'The Westminster elite' is not'London'. Indeed, a cursory look at the political messages sent by 'London' & 'Londoners' over the last few years will demonstrate how at variance they are.
As the 'London is Open' campaigns are at pains to emphasise, 'London' is radically diverse.
'Austerity' has been delivered largely by way of local council/authority cut-backs, with the withholding of central government funding at the local level. An inequality in regional funding has been the necessary corollary of this. And, of course, those regions with the least ability to raise local funding anx the greatest need of central government funding have been hardest hit.
It has been devastating to see this turned into an anti-London rhetoric/discourse - utilised brilliantly during the Brexit campaign.

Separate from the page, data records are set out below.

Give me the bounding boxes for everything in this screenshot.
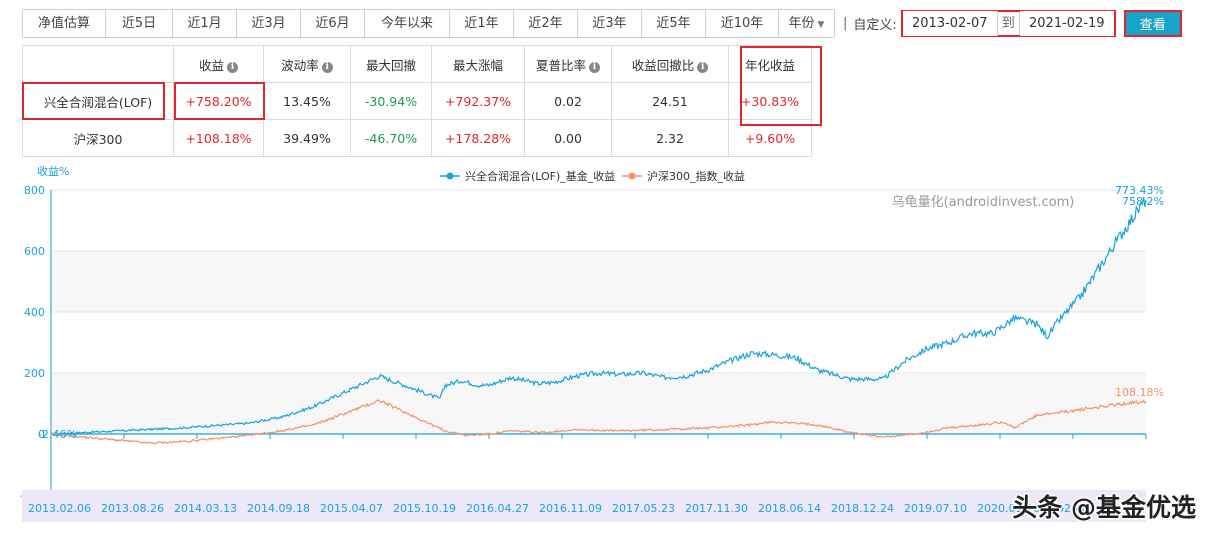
legend-label: 兴全合润混合(LOF)_基金_收益	[465, 169, 615, 183]
legend-label: 沪深300_指数_收益	[647, 169, 745, 183]
sharpe-cell: 0.00	[524, 119, 612, 157]
y-tick-label: 200	[24, 367, 45, 380]
start-date-input[interactable]	[902, 10, 998, 36]
header-label: 收益回撤比	[631, 57, 695, 73]
fund-name-cell: 兴全合润混合(LOF)	[22, 82, 174, 120]
source-watermark: 头条 @基金优选	[1012, 493, 1196, 522]
return-drawdown-cell: 24.51	[611, 82, 729, 120]
period-button-ytd[interactable]: 今年以来	[365, 9, 450, 37]
max-gain-cell: +178.28%	[431, 119, 525, 157]
header-return-drawdown: 收益回撤比 i	[611, 45, 729, 83]
return-drawdown-cell: 2.32	[611, 119, 729, 157]
chart-watermark: 乌龟量化(androidinvest.com)	[892, 194, 1075, 210]
header-label: 收益	[198, 57, 224, 73]
annual-return-cell: +30.83%	[728, 82, 812, 120]
header-label: 波动率	[281, 57, 319, 73]
table-row: 沪深300 +108.18% 39.49% -46.70% +178.28% 0…	[22, 119, 812, 157]
y-tick-label: 400	[24, 306, 45, 319]
index-name-cell: 沪深300	[22, 119, 174, 157]
return-cell: +108.18%	[173, 119, 264, 157]
x-tick-label: 2014.09.18	[247, 502, 310, 515]
query-button[interactable]: 查看	[1123, 9, 1182, 37]
x-tick-label: 2016.04.27	[466, 502, 529, 515]
table-row: 兴全合润混合(LOF) +758.20% 13.45% -30.94% +792…	[22, 82, 812, 120]
period-button-10y[interactable]: 近10年	[706, 9, 779, 37]
sharpe-cell: 0.02	[524, 82, 612, 120]
chevron-down-icon: ▼	[817, 19, 825, 30]
header-volatility: 波动率 i	[263, 45, 351, 83]
period-button-5d[interactable]: 近5日	[106, 9, 173, 37]
y-tick-label: 800	[24, 184, 45, 197]
info-icon[interactable]: i	[589, 61, 600, 73]
period-button-1m[interactable]: 近1月	[173, 9, 237, 37]
volatility-cell: 13.45%	[263, 82, 351, 120]
x-tick-label: 2013.08.26	[101, 502, 164, 515]
x-tick-label: 2015.04.07	[320, 502, 383, 515]
return-cell: +758.20%	[173, 82, 264, 120]
max-gain-cell: +792.37%	[431, 82, 525, 120]
year-dropdown-label: 年份	[788, 15, 815, 31]
x-tick-label: 2018.12.24	[831, 502, 894, 515]
info-icon[interactable]: i	[697, 61, 709, 73]
annual-return-cell: +9.60%	[728, 119, 812, 157]
separator: |	[843, 15, 848, 31]
custom-range-label: 自定义:	[853, 17, 897, 33]
period-button-3y[interactable]: 近3年	[578, 9, 642, 37]
end-value-label: 108.18%	[1115, 386, 1164, 399]
header-label: 夏普比率	[535, 57, 586, 73]
header-sharpe: 夏普比率 i	[524, 45, 612, 83]
end-value-label: 758.2%	[1122, 195, 1164, 208]
table-header-row: 收益 i 波动率 i 最大回撤 最大涨幅 夏普比率 i 收益回撤比 i 年化收益	[22, 45, 812, 83]
x-tick-label: 2014.03.13	[174, 502, 237, 515]
legend-marker	[628, 172, 636, 180]
grid-band	[51, 251, 1146, 312]
chart-axes: -20002004006008002013.02.062013.08.26201…	[20, 184, 1147, 522]
x-tick-label: 2019.07.10	[904, 502, 967, 515]
volatility-cell: 39.49%	[263, 119, 351, 157]
period-button-6m[interactable]: 近6月	[301, 9, 365, 37]
y-tick-label: 600	[24, 245, 45, 258]
start-value-label: -2.46%	[38, 428, 77, 441]
info-icon[interactable]: i	[227, 61, 238, 73]
stats-table: 收益 i 波动率 i 最大回撤 最大涨幅 夏普比率 i 收益回撤比 i 年化收益 兴全合…	[22, 45, 812, 157]
end-date-input[interactable]	[1019, 10, 1114, 36]
chart-grid	[51, 189, 1146, 496]
period-button-5y[interactable]: 近5年	[642, 9, 706, 37]
header-max-drawdown: 最大回撤	[350, 45, 432, 83]
chart-legend: 兴全合润混合(LOF)_基金_收益 沪深300_指数_收益	[440, 169, 745, 183]
x-tick-label: 2013.02.06	[28, 502, 91, 515]
x-tick-label: 2017.05.23	[612, 502, 675, 515]
header-annual-return: 年化收益	[728, 45, 812, 83]
y-axis-label: 收益%	[37, 164, 69, 178]
x-tick-label: 2018.06.14	[758, 502, 821, 515]
to-label: 到	[998, 11, 1020, 35]
period-button-1y[interactable]: 近1年	[450, 9, 514, 37]
max-drawdown-cell: -30.94%	[350, 82, 432, 120]
max-drawdown-cell: -46.70%	[350, 119, 432, 157]
period-button-2y[interactable]: 近2年	[514, 9, 578, 37]
info-icon[interactable]: i	[321, 61, 333, 73]
date-range-picker: 到	[900, 9, 1116, 37]
table-corner-cell	[22, 45, 174, 83]
period-button-3m[interactable]: 近3月	[237, 9, 301, 37]
header-return: 收益 i	[173, 45, 264, 83]
period-selector: 净值估算 近5日 近1月 近3月 近6月 今年以来 近1年 近2年 近3年 近5…	[22, 8, 835, 38]
legend-marker	[446, 172, 454, 180]
header-max-gain: 最大涨幅	[431, 45, 525, 83]
year-dropdown[interactable]: 年份 ▼	[779, 9, 834, 37]
x-tick-label: 2015.10.19	[393, 502, 456, 515]
x-tick-label: 2017.11.30	[685, 502, 748, 515]
x-tick-label: 2016.11.09	[539, 502, 602, 515]
return-chart: 乌龟量化(androidinvest.com) 兴全合润混合(LOF)_基金_收…	[20, 164, 1197, 524]
period-button-nav-estimate[interactable]: 净值估算	[23, 9, 106, 37]
toolbar: 净值估算 近5日 近1月 近3月 近6月 今年以来 近1年 近2年 近3年 近5…	[22, 8, 1182, 38]
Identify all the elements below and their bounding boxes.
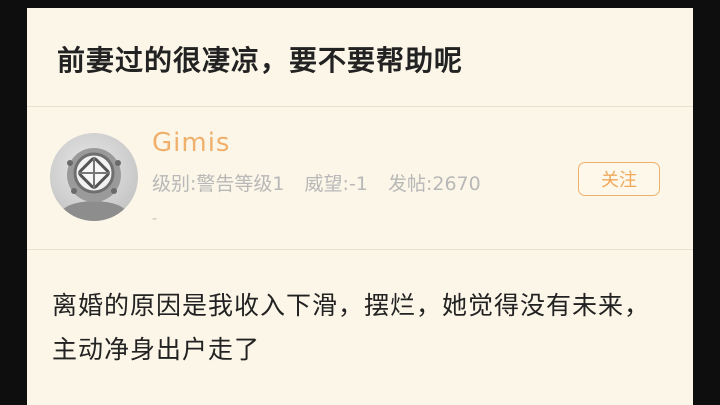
author-avatar[interactable] bbox=[50, 133, 138, 221]
post-body: 离婚的原因是我收入下滑，摆烂，她觉得没有未来，主动净身出户走了 bbox=[52, 291, 651, 364]
diving-helmet-icon bbox=[60, 148, 128, 221]
author-divider bbox=[27, 249, 693, 250]
app-screen: 前妻过的很凄凉，要不要帮助呢 Gimis 级别:警告等级1 威望:-1 发帖:2… bbox=[27, 8, 693, 405]
post-header: 前妻过的很凄凉，要不要帮助呢 bbox=[27, 8, 693, 106]
author-meta: 级别:警告等级1 威望:-1 发帖:2670 bbox=[152, 169, 495, 196]
author-reputation: 威望:-1 bbox=[304, 173, 368, 195]
post-title: 前妻过的很凄凉，要不要帮助呢 bbox=[57, 44, 464, 77]
header-divider bbox=[27, 106, 693, 107]
author-post-count: 发帖:2670 bbox=[387, 173, 481, 195]
author-extra: - bbox=[152, 211, 158, 227]
follow-button[interactable]: 关注 bbox=[578, 162, 660, 196]
author-username[interactable]: Gimis bbox=[152, 128, 230, 158]
author-level: 级别:警告等级1 bbox=[152, 173, 285, 195]
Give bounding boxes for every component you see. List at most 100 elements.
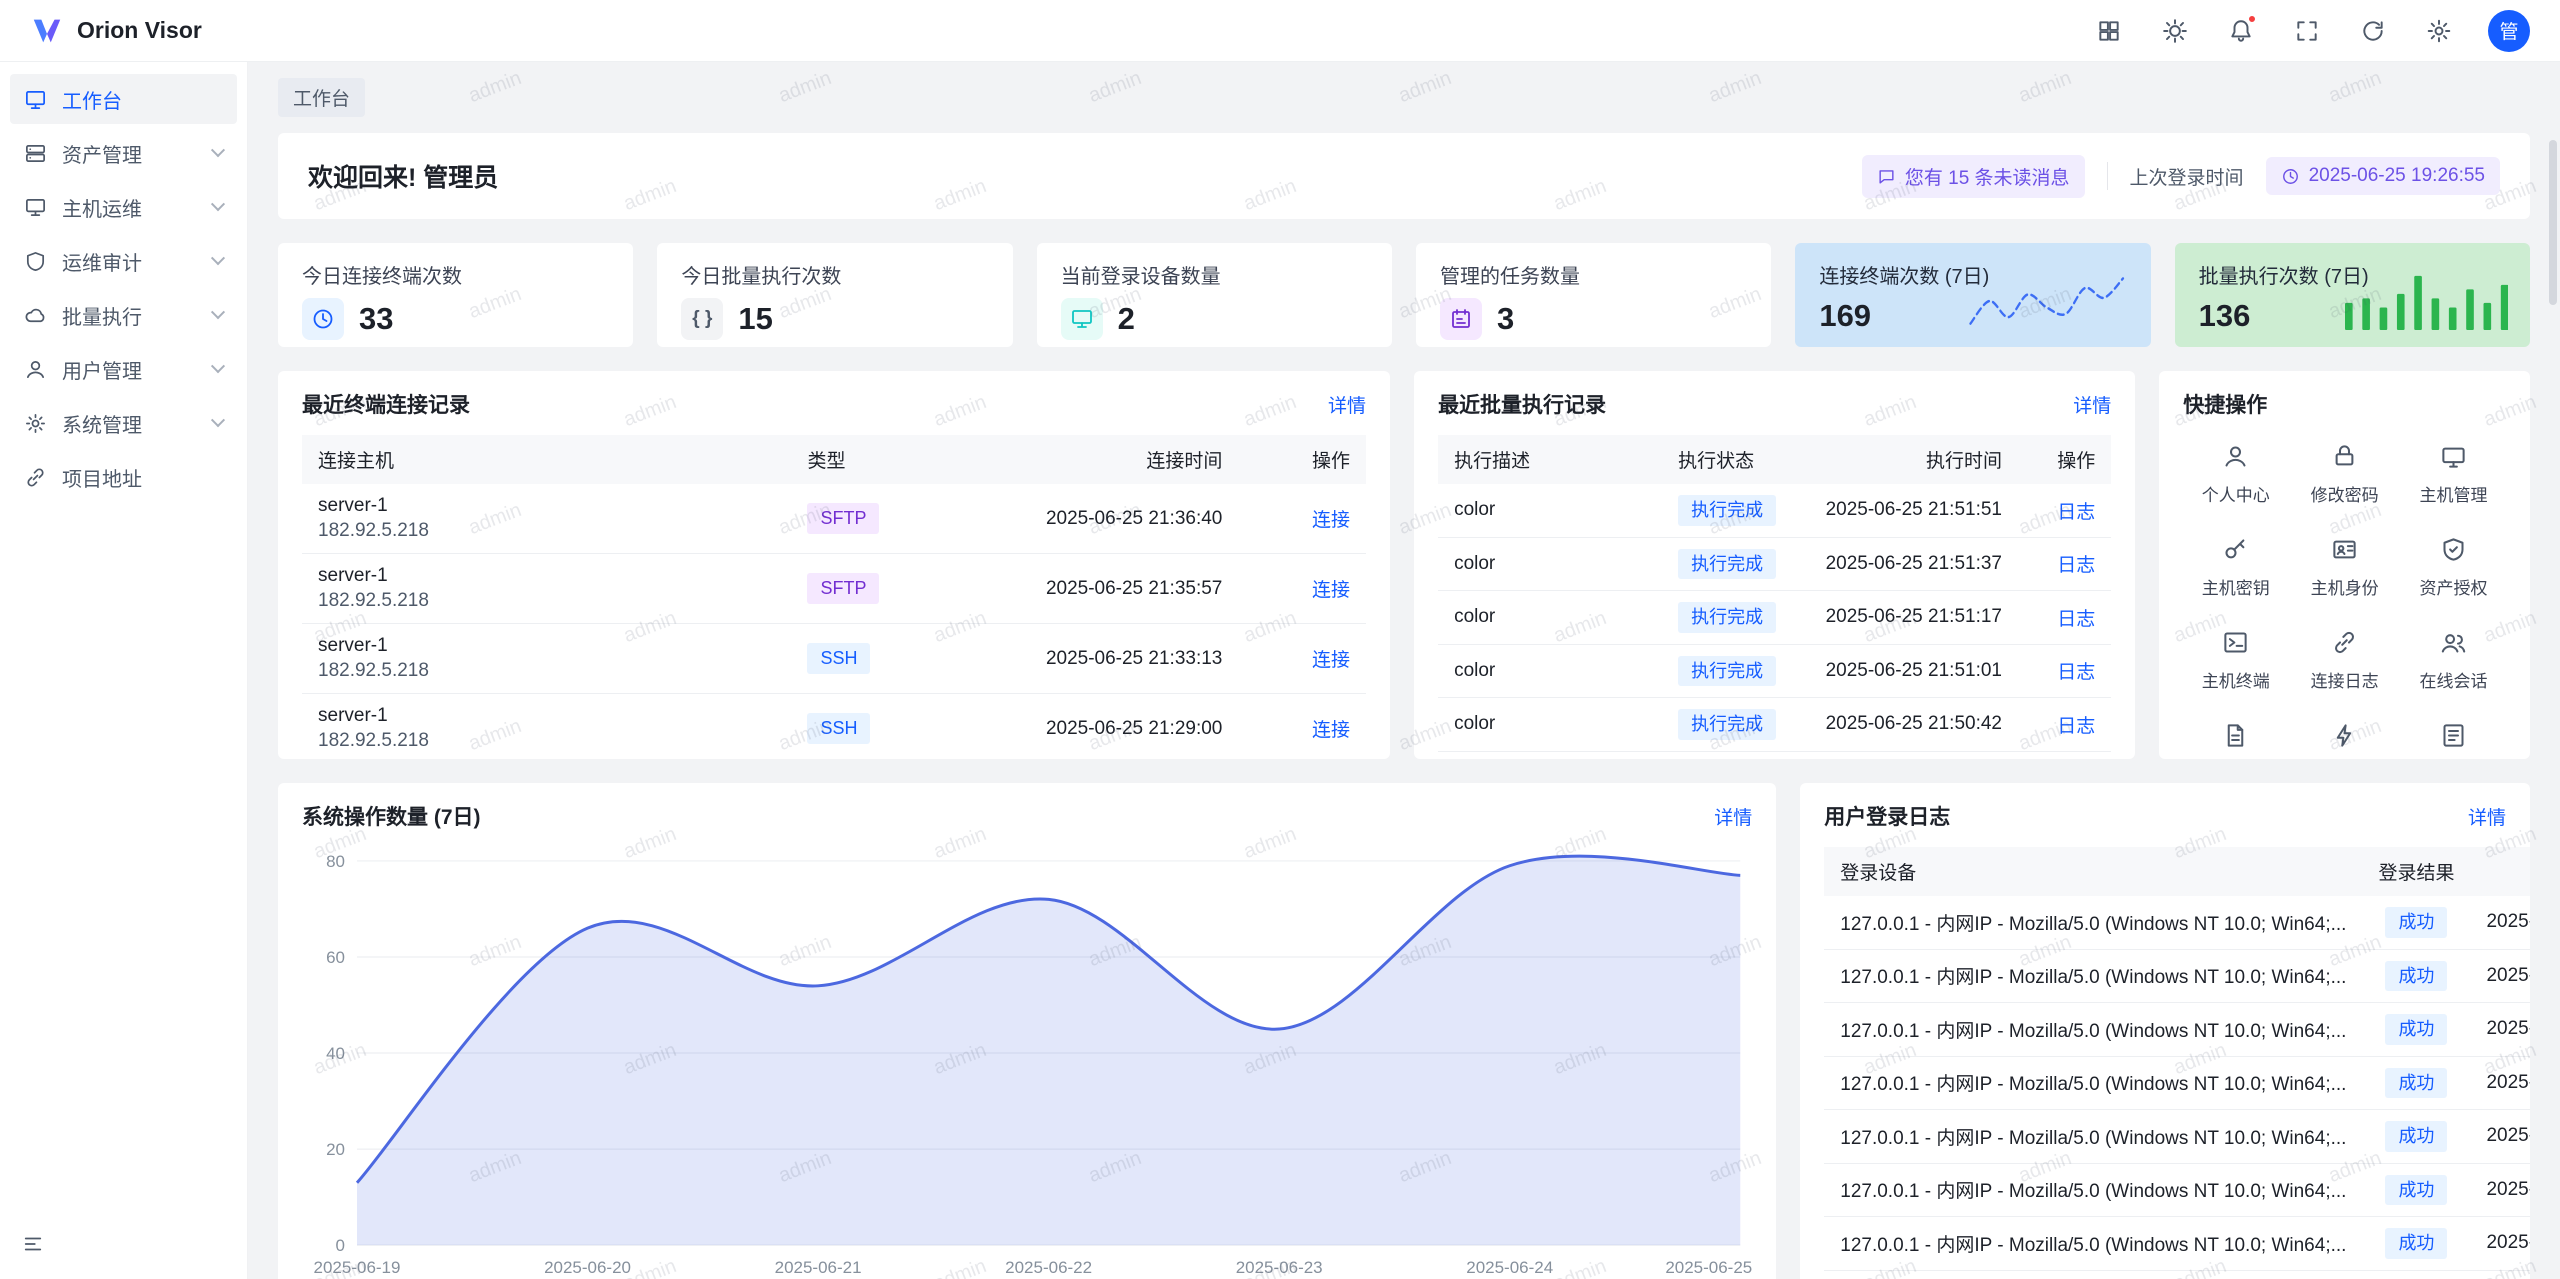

Blame - and political action - should have been directed where it was due: with a government that was pursuing an ideology of draining money from public goods and services.
The awful thing about the 'othering' of London - a large, diverse city - is that it has led to a weird rendering invisible of the many, many poor and marginalised 'Londoners'.
That has been horrible to watch. Even in discourses that purport yo care for the disenfranchised, if all the disenfranchised are those not in yhe'rich' South, where, ontologically, can the poor of London and the South be placed?
And they DO exist.
I'm tired of being told the poverty I deal with doesn't exist. Because all Londoners are an elite.
It's lazy, divisive thinking.
I'm tired of it. Really tired.
I also have s suspicion it is deeply xenophobic: poor, non-elite Londoners can be rendered semantically and ideologically non-existent because they are not the 'authentic', 'native' working-class. And that fantasy of s native, authentic working-class is implicitly coded white & non-immigrant.
Personally, I think that fantasy is as racist as it is old-fashioned & lacking contact with the reality of modern demographics.
But it has a real emotional pull for some people. On the Left as much as the Right.
Honestly, if you catch yourself falling into the anti-London thing, I would urge you to slow down, examine your thinking, and really scrutinise whose game you might be playing.